A la tía Lea no le costó vivir seis meses sin su padre. Cuando el abuelo las encontró, y después de un tiempo consiguió devolverlas, ella pidió quedarse. Quería terminar la secundaria acá. Nunca más pisó el Ecuador, dice que el español no se acuerda. Su hermana es un bicho de laboratorio para ella. Terminó en Dallas con sus rollos descomunales de piel y cabeza.
No sé si me he quedado dormida un rato y me desperté convencida de que tengo que llevarte de aquí. Mañana voy a buscar pasajes, planearé nuestra ida. Ahora estás acostada de panza, tus brazos en cactus, dedos abiertos. Acaricio el meñique, diminuto, me invento la flor de un Daphne.
Cuando al fin dio con el paradero de Hannah, desde Ecuador y con detectives, Ernesto volvió a Nueva York. Se presentó en la puerta de esa casa de aire, con policías. Mamá era la única adentro, estaba sola y jugando con un acordeón gigante de su propia abuela que había muerto hace tiempo, y a quien nunca conoció.

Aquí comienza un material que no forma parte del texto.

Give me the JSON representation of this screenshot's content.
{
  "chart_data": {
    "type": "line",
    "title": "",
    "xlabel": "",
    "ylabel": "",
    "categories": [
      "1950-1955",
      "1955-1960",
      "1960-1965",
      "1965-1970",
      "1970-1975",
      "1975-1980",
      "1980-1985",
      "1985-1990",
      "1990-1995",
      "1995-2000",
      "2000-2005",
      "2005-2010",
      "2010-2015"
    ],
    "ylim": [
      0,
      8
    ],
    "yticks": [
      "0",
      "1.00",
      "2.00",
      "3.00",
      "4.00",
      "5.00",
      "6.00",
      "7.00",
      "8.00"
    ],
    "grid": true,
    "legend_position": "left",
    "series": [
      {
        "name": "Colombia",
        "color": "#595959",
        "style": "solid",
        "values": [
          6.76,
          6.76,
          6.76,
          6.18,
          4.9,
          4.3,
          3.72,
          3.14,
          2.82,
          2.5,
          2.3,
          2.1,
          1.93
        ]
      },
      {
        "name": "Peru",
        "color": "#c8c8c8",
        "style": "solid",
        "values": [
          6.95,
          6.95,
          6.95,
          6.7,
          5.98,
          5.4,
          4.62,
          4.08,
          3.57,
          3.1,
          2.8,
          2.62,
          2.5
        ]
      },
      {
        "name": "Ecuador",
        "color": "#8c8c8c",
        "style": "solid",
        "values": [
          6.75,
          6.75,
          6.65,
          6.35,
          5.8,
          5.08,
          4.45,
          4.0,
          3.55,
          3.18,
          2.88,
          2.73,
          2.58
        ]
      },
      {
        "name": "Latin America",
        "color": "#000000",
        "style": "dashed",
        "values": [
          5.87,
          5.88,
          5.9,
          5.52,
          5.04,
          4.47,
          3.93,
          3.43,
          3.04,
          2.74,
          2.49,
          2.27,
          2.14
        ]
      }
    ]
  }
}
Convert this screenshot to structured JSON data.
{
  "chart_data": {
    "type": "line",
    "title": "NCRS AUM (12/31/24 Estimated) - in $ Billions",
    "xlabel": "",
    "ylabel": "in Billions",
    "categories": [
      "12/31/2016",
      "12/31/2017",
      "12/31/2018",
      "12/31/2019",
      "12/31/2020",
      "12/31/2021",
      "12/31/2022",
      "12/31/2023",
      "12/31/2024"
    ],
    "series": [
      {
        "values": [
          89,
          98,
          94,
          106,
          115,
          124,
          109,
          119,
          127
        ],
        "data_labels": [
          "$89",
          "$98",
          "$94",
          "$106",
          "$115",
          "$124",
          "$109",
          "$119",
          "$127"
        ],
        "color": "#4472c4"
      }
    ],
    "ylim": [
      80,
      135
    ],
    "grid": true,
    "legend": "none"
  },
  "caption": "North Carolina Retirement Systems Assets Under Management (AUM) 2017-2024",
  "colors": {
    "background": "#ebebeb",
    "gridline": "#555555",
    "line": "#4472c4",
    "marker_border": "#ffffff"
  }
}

Quise saber de mi historia
por medio del acordeón
nunca lo había escuchado bien y le pedí a Adrià que me mostrara.
El acordeón es abuela de mi abuela. Es Viena, otro lugar del que no soy.
O sí.
Me puso Road to Nowhere de los Talking Heads, pero eso contaba más de su historia que de la mía.
Y yo lo amé con un amor que inundaba,
por esos cuatro minutos con diecinueve segundos.
Ahora yo me pego a ti. Tengo que contarte esta historia, así sea incompleta. El abuelo Ernesto, Hannah y mamá volvieron a Ecuador después de arreglar las cosas para que la tía Lea pudiera quedarse. No con Zdenka, la amiga de Hannah, con conocidos del abuelo. Hannah nunca más fue dueña de una llave. El primer terremoto del 87 lo vivió dentro de su departamento en la González Suarez colocada debajo del marco de la puerta, rezando los pocos rezos que recordaba de la escuela hebraica en Viena.
Mamá descubierta de necesidades básicas mientras crecía. Imagino su cara tendida como un plato vacío en la mesa. Hannah nunca pudo dar mucho, ni cuando mamá llegó adolescente y embarazada de Arón a su casa.
El abuelo Ernesto algo hizo hasta su muerte.
A lo de mamá tendré que responder otro día. No apoyes tu mano en mi pecho ahora. Siento mis párpados pesados como los de mi abuelo.